Critical Tools (part 2): Contemporary architecture's (post)colonial politics
This is the second in a series on ‘critical tools’, that helps to enable critical readings of contemporary architecture in South Africa.
In this lecture I discuss the unnamed yet pervasive politics that underlies much of architectural discourse:
“While fully embracing topics such as multiculturalism, health or the environment on the one hand, architecture’s Janus-faced politics on the other hand also simultaneously appears to embody and beget an acute reluctance to engage with questions of race, racialized experience, and virtually all topics and events which recall, implicate and locate colonialism and apartheid in present disciplinary and professional structures rather than in ‘the past’ – a notion upon which virtually all (post)colonial disciplinary discourse and structures are premised.
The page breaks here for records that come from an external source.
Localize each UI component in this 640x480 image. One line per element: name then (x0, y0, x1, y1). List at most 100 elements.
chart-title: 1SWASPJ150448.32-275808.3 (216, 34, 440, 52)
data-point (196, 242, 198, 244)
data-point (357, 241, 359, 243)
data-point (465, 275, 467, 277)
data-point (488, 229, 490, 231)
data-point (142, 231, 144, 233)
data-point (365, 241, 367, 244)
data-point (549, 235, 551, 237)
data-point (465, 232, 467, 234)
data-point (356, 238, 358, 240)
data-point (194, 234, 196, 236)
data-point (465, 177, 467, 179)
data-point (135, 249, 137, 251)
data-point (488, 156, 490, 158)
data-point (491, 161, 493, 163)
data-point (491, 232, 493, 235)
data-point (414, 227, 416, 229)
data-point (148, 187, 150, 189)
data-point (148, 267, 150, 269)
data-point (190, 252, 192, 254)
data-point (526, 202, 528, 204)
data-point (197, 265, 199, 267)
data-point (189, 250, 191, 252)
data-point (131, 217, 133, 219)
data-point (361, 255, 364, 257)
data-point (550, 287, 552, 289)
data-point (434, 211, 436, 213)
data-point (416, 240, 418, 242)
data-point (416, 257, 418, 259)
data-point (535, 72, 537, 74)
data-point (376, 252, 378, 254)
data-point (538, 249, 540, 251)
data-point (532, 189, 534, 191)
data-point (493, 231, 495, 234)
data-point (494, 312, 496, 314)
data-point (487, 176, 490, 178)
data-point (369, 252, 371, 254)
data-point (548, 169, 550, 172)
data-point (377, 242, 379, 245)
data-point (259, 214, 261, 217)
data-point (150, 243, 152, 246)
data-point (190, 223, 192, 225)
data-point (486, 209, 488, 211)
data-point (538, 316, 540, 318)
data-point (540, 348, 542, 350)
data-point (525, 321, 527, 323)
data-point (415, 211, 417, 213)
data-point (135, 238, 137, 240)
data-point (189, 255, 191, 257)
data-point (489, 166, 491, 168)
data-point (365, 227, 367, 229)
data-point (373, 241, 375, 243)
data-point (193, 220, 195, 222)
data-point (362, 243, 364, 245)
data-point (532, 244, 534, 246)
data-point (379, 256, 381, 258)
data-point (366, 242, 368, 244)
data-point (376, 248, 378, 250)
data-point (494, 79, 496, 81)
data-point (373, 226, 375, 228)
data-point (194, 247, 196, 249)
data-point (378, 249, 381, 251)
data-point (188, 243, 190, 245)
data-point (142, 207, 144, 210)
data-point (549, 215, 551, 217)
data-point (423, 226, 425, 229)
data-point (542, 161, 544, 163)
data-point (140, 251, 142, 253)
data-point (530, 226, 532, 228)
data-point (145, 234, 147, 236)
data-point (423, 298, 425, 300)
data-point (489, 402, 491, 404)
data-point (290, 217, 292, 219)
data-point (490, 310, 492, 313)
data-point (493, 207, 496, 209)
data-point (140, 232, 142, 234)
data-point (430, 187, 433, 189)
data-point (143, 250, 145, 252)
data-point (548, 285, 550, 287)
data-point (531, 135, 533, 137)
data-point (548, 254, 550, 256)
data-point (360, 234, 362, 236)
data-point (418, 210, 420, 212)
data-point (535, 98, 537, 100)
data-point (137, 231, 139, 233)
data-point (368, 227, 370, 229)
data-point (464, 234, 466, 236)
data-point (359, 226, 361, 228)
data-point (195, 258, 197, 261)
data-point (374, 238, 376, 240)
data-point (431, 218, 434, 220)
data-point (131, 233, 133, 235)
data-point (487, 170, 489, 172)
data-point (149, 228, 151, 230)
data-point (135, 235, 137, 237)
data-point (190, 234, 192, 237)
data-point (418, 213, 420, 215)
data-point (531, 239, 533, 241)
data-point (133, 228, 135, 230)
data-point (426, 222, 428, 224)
This unnamed but nonetheless very deliberate politics is inflected in virtually all discourses and debates.” (Toffa 2020:34)
The lecture was presented for Architectural History & Theory at the GSA, University of Johannesburg.
Sources:
Joubert, O. (ed.), 2009, 10+ years 100+ buildings – Architecture in a democratic South Africa, Bell-Roberts Publishing, Cape Town.
Toffa, T., 2020, ‘Learning to speak? Of transformation, race and the colonialities of architecture’, in A.O.S. Osman (ed.), Cities, space and power, The Built Environment in Emerging Economies (BEinEE): Cities, Space and Transformation Book series Volume 1, pp. 29–76, AOSIS, Cape Town.